Fleuve, raconte-moi, chante-moi, rends-moi la vie souhaite ajouter une vision artistique et poétique à toutes les démonstrations scientifiques, sociales, écologiques, environnementales, juridiques, actuelles qui semblent se concentrer sur cette question cruciale pour l’humanité tout entière qui l’incite à mettre le cap vers la réparation des dommages.


Fleuve, raconte-moi, chante-moi, rends-moi la vie est une histoire de fantaisie qui réinvente l’âge de ce continent, sa découverte, sa colonisation et sa vie qu’a inspiré à Adriana Ramponi de Buenos Aires la collection où François-Régis Fournier, artiste photographe de Montréal, se concentre sur l’eau sous toutes ses formes et dans tous ses états : nuage, goutte, pluie, brume, givre, neige, glace, dégel, arc-en-ciel, plaque, ruisseau, lac, chute, fleuve, mer, voire l’eau domestiquée par l’homme sous forme de digues, de barrages, de canaux ou adoptée par l’art en fontaines aux styles et aux allégories divers.


Ces images, il les a prises avec son « infime fenêtre sur le monde » tel qu’il appelle son appareil photo, dans chaque lieu, port ou région où il s’est arrêté pour observer et témoigner de l’eau liquide, de l’eau solide, de l’eau gaz, en remontant ce merveilleux fleuve Saint-Laurent aux multiples facettes, ce « grand chemin qui marche » comme on l’appelle au Québec. Ce fleuve Saint-Laurent qui d’après le texte de Pierre Morency …« est rythme majeur du paysage, lieu de liaison et d’aventure, canal immense, paradoxe de puissance et de vulnérabilité, route royale de toutes migrations, véhicule, réservoir de vie, maître des vents et des saisons. Veine capitale de la moitié d’un continent, il chante une grandiose ouverture sur la mer Atlantique. C’est le plus vieux fleuve du monde ».


C’est le Saint-Laurent qui coule sur 3300 km, nourri par des lacs démesurés et par 350 tributaires, dont certains sont, eux-mêmes perçus comme des fleuves.


Et lorsque Morency dit: « C’est le fleuve le plus vieux du monde » c’est parce qu’il occupe le lit des failles tectoniques et d’une fissure profonde entre les Laurentides du pré-cambrien et les Apalaches dont la genèse remonte également au Primaire. Une partie de ses côtes a mille huit cent millions d’années. Mais comme il doit sa forme au retrait de la Mer de Champlain survenu il y a moins de 10.000 ans, il est en quelque sorte un fleuve d'une jeunesse extrême et étonnante, avec des tronçons qui surpassent même le tourbillon et la vigueur des rapides. Vieux et jeune, sans âge, quel privilège !

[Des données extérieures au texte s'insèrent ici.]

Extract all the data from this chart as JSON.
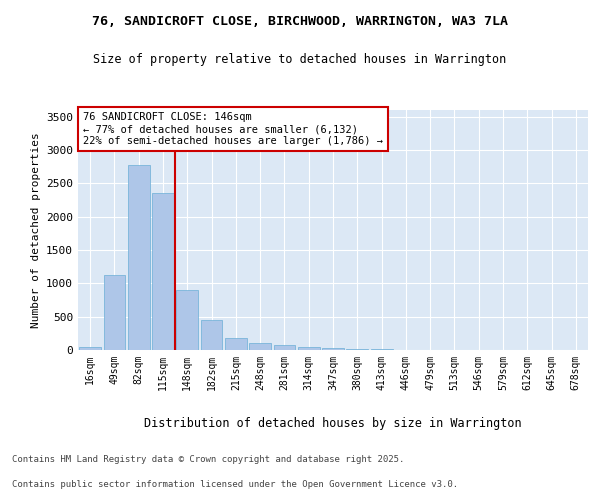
{
  "title1": "76, SANDICROFT CLOSE, BIRCHWOOD, WARRINGTON, WA3 7LA",
  "title2": "Size of property relative to detached houses in Warrington",
  "xlabel": "Distribution of detached houses by size in Warrington",
  "ylabel": "Number of detached properties",
  "categories": [
    "16sqm",
    "49sqm",
    "82sqm",
    "115sqm",
    "148sqm",
    "182sqm",
    "215sqm",
    "248sqm",
    "281sqm",
    "314sqm",
    "347sqm",
    "380sqm",
    "413sqm",
    "446sqm",
    "479sqm",
    "513sqm",
    "546sqm",
    "579sqm",
    "612sqm",
    "645sqm",
    "678sqm"
  ],
  "values": [
    50,
    1120,
    2780,
    2350,
    900,
    450,
    185,
    105,
    70,
    45,
    25,
    15,
    8,
    5,
    3,
    2,
    1,
    1,
    0,
    0,
    0
  ],
  "bar_color": "#aec6e8",
  "bar_edgecolor": "#6aaed6",
  "vline_color": "#cc0000",
  "vline_pos": 3.5,
  "annotation_text": "76 SANDICROFT CLOSE: 146sqm\n← 77% of detached houses are smaller (6,132)\n22% of semi-detached houses are larger (1,786) →",
  "annotation_box_color": "#cc0000",
  "ylim": [
    0,
    3600
  ],
  "yticks": [
    0,
    500,
    1000,
    1500,
    2000,
    2500,
    3000,
    3500
  ],
  "bg_color": "#dce8f5",
  "grid_color": "#ffffff",
  "footer_line1": "Contains HM Land Registry data © Crown copyright and database right 2025.",
  "footer_line2": "Contains public sector information licensed under the Open Government Licence v3.0."
}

Mais beaucoup plus proche de notre époque, et il y a déjà très très longtemps… en 1534, François 1er Roi de France, poussé par l’intérêt qui hanta quelques années auparavant les Rois Catholiques, d’entrevoir l’existence d’un autre passage vers l’Orient par la route du Sud et qui conduisit Juan Diaz de Solís à explorer le Río de la Plata en 1512, confia à Jacques Cartier de faire une expédition par une route du Nord qui conduirait à « certaines îles et certains pays où il devait y avoir  une grande quantité d’or et d’autres richesses » et qui deviendrait une nouvelle porte vers l’Orient, une porte qui lui appartiendrait, une porte gagnée pour sa couronne. Le 23 juillet 1534, Jacques Cartier plante un drapeau revendiquant ainsi pour la France, la Baie de Gaspé et la Baie des Chaleurs. En 1535, Cartier fait son deuxième voyage, s’aventure en  amont du fleuve et défiant les intempéries réussit à poser les fondements, là où plus tard seraient bâties les villes de Québec et de Montréal. Il rentre en France en 1536, convaincu qu’il avait parcouru la partie orientale de la côte asiatique, alors qu’il n’avait fait qu’ouvrir les portes pour que, quelques années plus tard, Champlain fonde Québec. Faisons appel à l’Histoire: 1536, et sous Charles 1er Roi d’Espagne, rival de François 1er Roi de France, les Espagnols commandés par Pedro de Mendoza maîtrisent les autochtones sur les côtes du Río de la Plata, là où Buenos Aires allait être fondée.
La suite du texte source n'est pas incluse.